Autrefois «pétillante», elle a quitté la clinique «dévastée» après l’empoisonnement présumé de sept de ses patients : le «lourd tribut» payé par une ancienne collègue de l’anesthésiste Frédéric Péchier, qu’il aurait en outre voulu évincer, a été au centre des débats lundi 20 octobre devant la cour d’assises du Doubs.
Du fait de son état de santé, Colette Arbez n’a pas pu venir elle-même. Mais ses anciens collègues l’ont longuement décrite à la barre. Martine Moel, infirmière anesthésiste, a décrit un «rayon de soleil» qui s’est éteint «petit à petit». Selon les soignants, la praticienne était «rigoureuse», «très attachée aux patients», mais ne se remettra jamais des sept événements indésirables graves survenant lors de ses opérations, se reprochant «des erreurs». Elle a pris sa retraite pétrie de «honte» et de «culpabilité», selon les mots de l’avocate générale Christine de Curraize.
Querelles entre anesthésistes
Depuis lundi, la cour se penche sur les arrêts cardiaques subis par trois de ses patients, en 2011 et 2012 - tous ont survécu. Pour le directeur d’enquête Olivier Verguet, l’accusé Frédéric Péchier les aurait empoisonnés pour pousser Colette Arbez vers la sortie. Selon l’enquêteur, Colette Arbez estimait que Frédéric Péchier était «âpre au gain», et les deux anesthésistes «ne s’entendaient pas très bien».
«Je ferai ce qu’il faut pour la faire partir», avait glissé Péchier à un collègue. Il aurait même conseillé à sa consœur, qu’il avait croisée à la clinique alors qu’elle était en fin d’arrêt maladie, de ne pas revenir - conseil qu’elle n’avait pas suivi. Le lendemain, jour de son retour au bloc opératoire, un de ses patients faisait un arrêt cardiaque.
Lire aussi
Après les drames, Colette Arbez a été retirée des salles d’opération et assignée aux consultations. L’enquêteur Olivier Verguet remarque que Frédéric Péchier et deux autres collègues s’étaient ensuite réparti ses «blocs [opératoires] plus rémunérateurs».

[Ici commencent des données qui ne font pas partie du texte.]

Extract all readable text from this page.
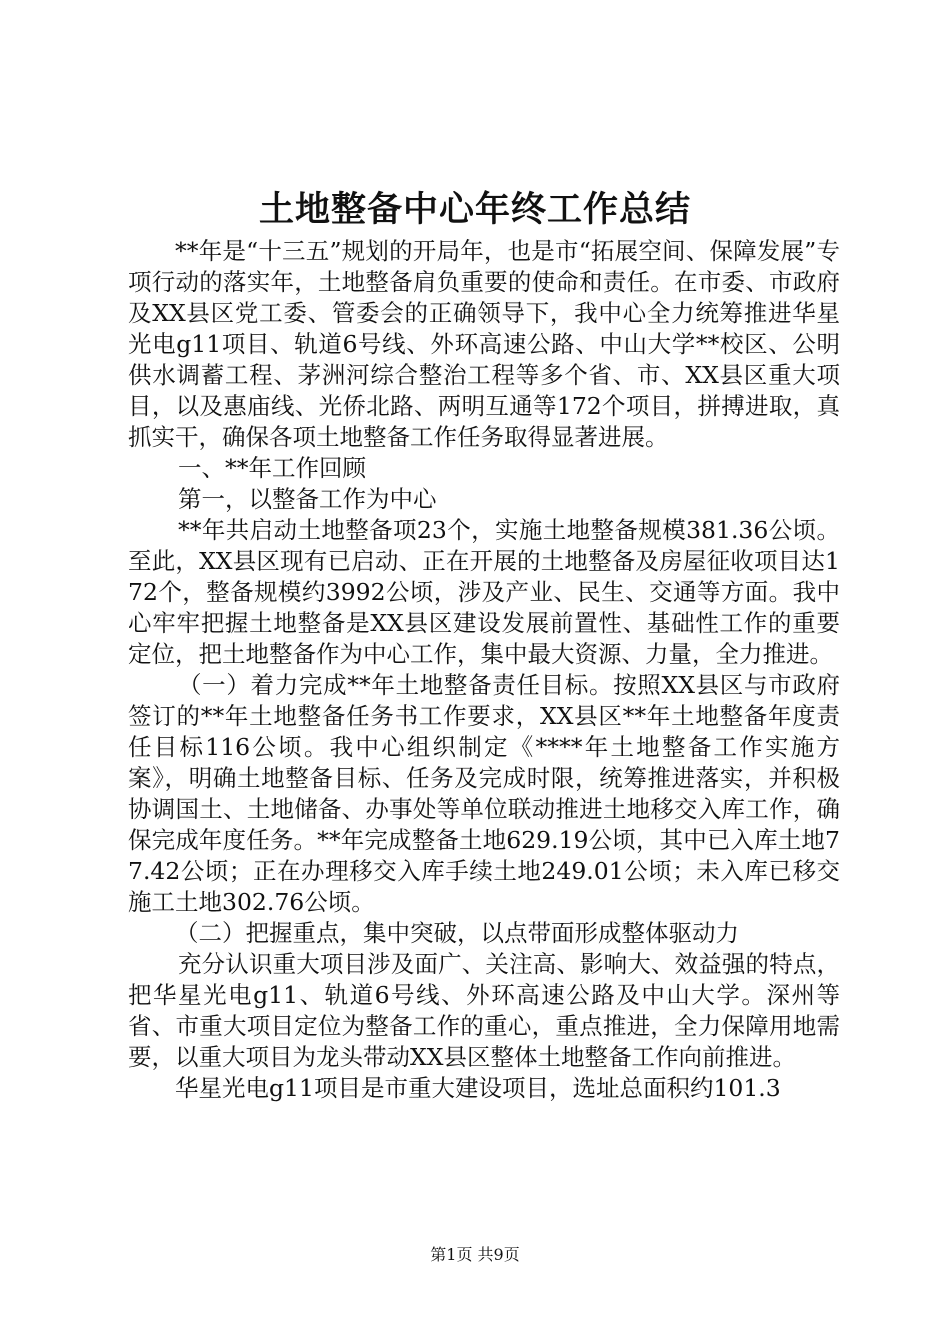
土地整备中心年终工作总结

**年是“十三五”规划的开局年，也是市“拓展空间、保障发展”专项行动的落实年，土地整备肩负重要的使命和责任。在市委、市政府及XX县区党工委、管委会的正确领导下，我中心全力统筹推进华星光电g11项目、轨道6号线、外环高速公路、中山大学**校区、公明供水调蓄工程、茅洲河综合整治工程等多个省、市、XX县区重大项目，以及惠庙线、光侨北路、两明互通等172个项目，拼搏进取，真抓实干，确保各项土地整备工作任务取得显著进展。

一、**年工作回顾

第一，以整备工作为中心

**年共启动土地整备项23个，实施土地整备规模381.36公顷。至此，XX县区现有已启动、正在开展的土地整备及房屋征收项目达172个，整备规模约3992公顷，涉及产业、民生、交通等方面。我中心牢牢把握土地整备是XX县区建设发展前置性、基础性工作的重要定位，把土地整备作为中心工作，集中最大资源、力量，全力推进。

（一）着力完成**年土地整备责任目标。按照XX县区与市政府签订的**年土地整备任务书工作要求，XX县区**年土地整备年度责任目标116公顷。我中心组织制定《****年土地整备工作实施方案》，明确土地整备目标、任务及完成时限，统筹推进落实，并积极协调国土、土地储备、办事处等单位联动推进土地移交入库工作，确保完成年度任务。**年完成整备土地629.19公顷，其中已入库土地77.42公顷；正在办理移交入库手续土地249.01公顷；未入库已移交施工土地302.76公顷。

（二）把握重点，集中突破，以点带面形成整体驱动力

充分认识重大项目涉及面广、关注高、影响大、效益强的特点，把华星光电g11、轨道6号线、外环高速公路及中山大学。深州等省、市重大项目定位为整备工作的重心，重点推进，全力保障用地需要，以重大项目为龙头带动XX县区整体土地整备工作向前推进。

华星光电g11项目是市重大建设项目，选址总面积约101.3

第1页 共9页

A l’inverse du portrait très flatteur qu’elle a dépeint de Colette Arbez, l’infirmière Martine Moel a décrit un Frédéric Péchier «particulièrement odieux». Lors de l’arrêt cardiaque d’un patient de sa consœur, «on avait l’impression qu’il était au spectacle. Il nous regardait nous agiter dans tous les sens, comme si ça lui faisait plaisir». «C’est un ressenti que vous réinventez aujourd’hui», balaie l’avocat de la défense, Me Randall Schwerdorffer : «avec tout ce qui se passe, les gens ont tendance à en rajouter».
Une autre anesthésiste de la clinique avait en revanche estimé que Frédéric Péchier «ne disait jamais de mal de Colette» et qu’il «avait proposé de l’aider».
L’accusé de 53 ans doit répondre de 30 empoisonnements de patients, dont 12 sont morts, entre 2008 et 2017. Il a toujours clamé son innocence et comparait libre. Le verdict est attendu le 10 décembre.